Quelles étaient tes conditions d’entraînement ?

J’allais au lycée comme tout le monde et je m’entrainais le soir sur le terrain stabilisé à l’écluse ou à Cleunay. J’ai fait les moins de 15 ans B et les moins de 17 ans B. Les moins de 17 ans Nationaux m’ont invité à faire un tournoi avec eux en fin de saison. Vu que cela s’était bien passé, j’ai intégré l’école du Centre de Formation pour finir mon année de terminale et faire tous les entraînements avec eux.
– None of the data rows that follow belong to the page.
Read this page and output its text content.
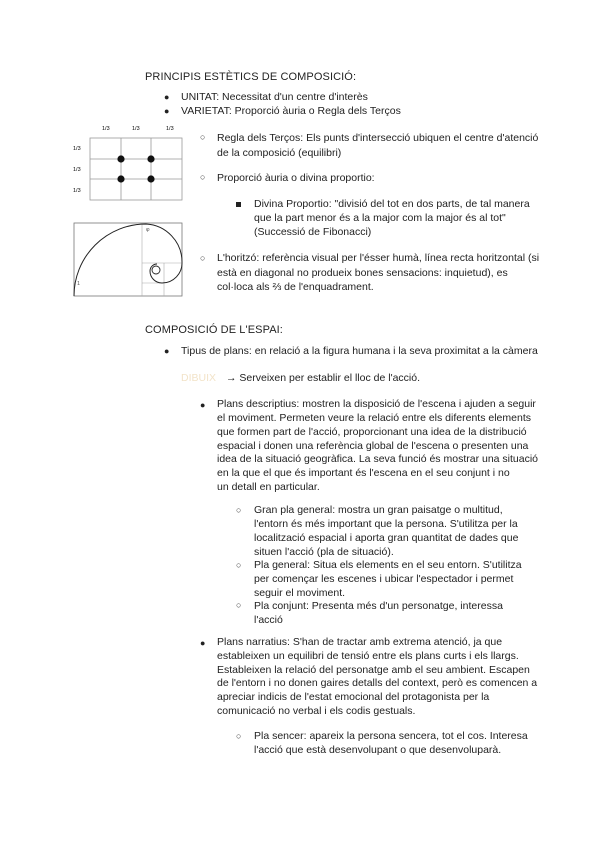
PRINCIPIS ESTÈTICS DE COMPOSICIÓ:
● UNITAT: Necessitat d'un centre d'interès
● VARIETAT: Proporció àuria o Regla dels Terços
1/3	1/3	1/3
1/3
1/3
1/3
○ Regla dels Terços: Els punts d'intersecció ubiquen el centre d'atenció
de la composició (equilibri)
○ Proporció àuria o divina proportio:
Divina Proportio: "divisió del tot en dos parts, de tal manera
que la part menor és a la major com la major és al tot"
(Successió de Fibonacci)
φ
1
○ L'horitzó: referència visual per l'ésser humà, línea recta horitzontal (si
està en diagonal no produeix bones sensacions: inquietud), es
col·loca als ⅔ de l'enquadrament.
COMPOSICIÓ DE L'ESPAI:
● Tipus de plans: en relació a la figura humana i la seva proximitat a la càmera
DIBUIX → Serveixen per establir el lloc de l'acció.
● Plans descriptius: mostren la disposició de l'escena i ajuden a seguir
el moviment. Permeten veure la relació entre els diferents elements
que formen part de l'acció, proporcionant una idea de la distribució
espacial i donen una referència global de l'escena o presenten una
idea de la situació geogràfica. La seva funció és mostrar una situació
en la que el que és important és l'escena en el seu conjunt i no
un detall en particular.
○ Gran pla general: mostra un gran paisatge o multitud,
l'entorn és més important que la persona. S'utilitza per la
localització espacial i aporta gran quantitat de dades que
situen l'acció (pla de situació).
○ Pla general: Situa els elements en el seu entorn. S'utilitza
per començar les escenes i ubicar l'espectador i permet
seguir el moviment.
○ Pla conjunt: Presenta més d'un personatge, interessa
l'acció
● Plans narratius: S'han de tractar amb extrema atenció, ja que
estableixen un equilibri de tensió entre els plans curts i els llargs.
Estableixen la relació del personatge amb el seu ambient. Escapen
de l'entorn i no donen gaires detalls del context, però es comencen a
apreciar indicis de l'estat emocional del protagonista per la
comunicació no verbal i els codis gestuals.
○ Pla sencer: apareix la persona sencera, tot el cos. Interesa
l'acció que està desenvolupant o que desenvoluparà.
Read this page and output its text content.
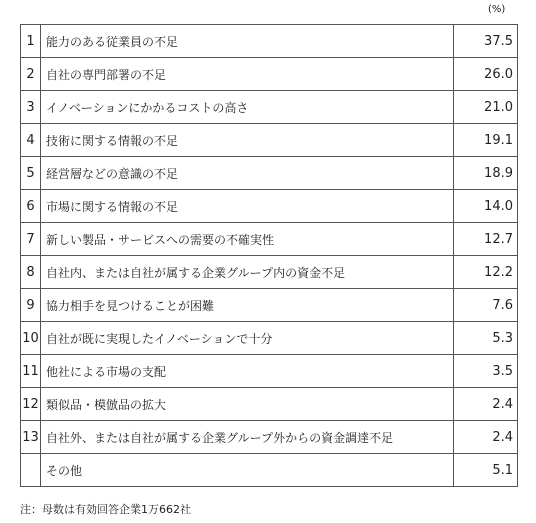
(%)
1	能力のある従業員の不足	37.5
2	自社の専門部署の不足	26.0
3	イノベーションにかかるコストの高さ	21.0
4	技術に関する情報の不足	19.1
5	経営層などの意識の不足	18.9
6	市場に関する情報の不足	14.0
7	新しい製品・サービスへの需要の不確実性	12.7
8	自社内、または自社が属する企業グループ内の資金不足	12.2
9	協力相手を見つけることが困難	7.6
10	自社が既に実現したイノベーションで十分	5.3
11	他社による市場の支配	3.5
12	類似品・模倣品の拡大	2.4
13	自社外、または自社が属する企業グループ外からの資金調達不足	2.4
	その他	5.1
注：母数は有効回答企業1万662社
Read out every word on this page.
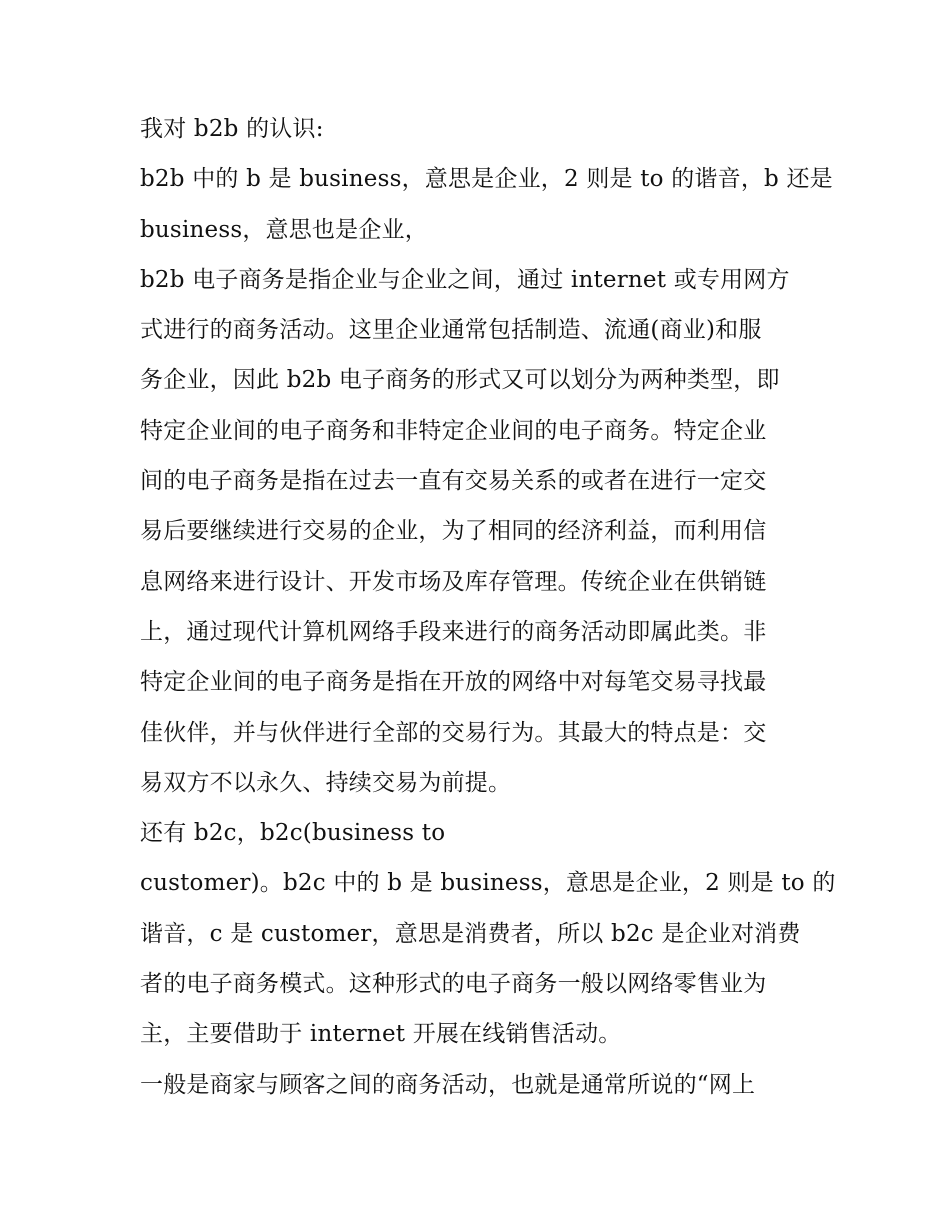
我对 b2b 的认识:
b2b 中的 b 是 business，意思是企业，2 则是 to 的谐音，b 还是
business，意思也是企业，
b2b 电子商务是指企业与企业之间，通过 internet 或专用网方
式进行的商务活动。这里企业通常包括制造、流通(商业)和服
务企业，因此 b2b 电子商务的形式又可以划分为两种类型，即
特定企业间的电子商务和非特定企业间的电子商务。特定企业
间的电子商务是指在过去一直有交易关系的或者在进行一定交
易后要继续进行交易的企业，为了相同的经济利益，而利用信
息网络来进行设计、开发市场及库存管理。传统企业在供销链
上，通过现代计算机网络手段来进行的商务活动即属此类。非
特定企业间的电子商务是指在开放的网络中对每笔交易寻找最
佳伙伴，并与伙伴进行全部的交易行为。其最大的特点是：交
易双方不以永久、持续交易为前提。
还有 b2c，b2c(business to
customer)。b2c 中的 b 是 business，意思是企业，2 则是 to 的
谐音，c 是 customer，意思是消费者，所以 b2c 是企业对消费
者的电子商务模式。这种形式的电子商务一般以网络零售业为
主，主要借助于 internet 开展在线销售活动。
一般是商家与顾客之间的商务活动，也就是通常所说的“网上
Bien qu’amateur, j’ai continué à m’entraîner avec les joueurs du Centre de Formation durant mes trois saisons de CFA qui ont suivi.

Quels étaient les joueurs rennais de ta génération à l’époque ?

En moins de 13 ans, j’ai connu Sylvain Macé et Sébastien Le Toux qui est maintenant aux États-Unis. Ils étaient un peu plus jeunes mais j’ai connu aussi Artur Sorin et Aurélien Montaroup, eux aussi issus de la région rennaise. Comme j’ai intégré tard le Centre de Formation, les plus vieux comme Grégory Bourillon ou Jacques Faty étaient déjà partis. Au centre, j’étais avec des joueurs de 1985 comme Jimmy Briand, William Stanger, Simon Pouplin, Jonathan Bru ou Arnold Mvuemba. Je suis resté pas mal de temps en CFA jusqu’à la génération 1988 avec Jirès Kembo notamment.

Peux tu me raconter ta Gambardella 2003 ?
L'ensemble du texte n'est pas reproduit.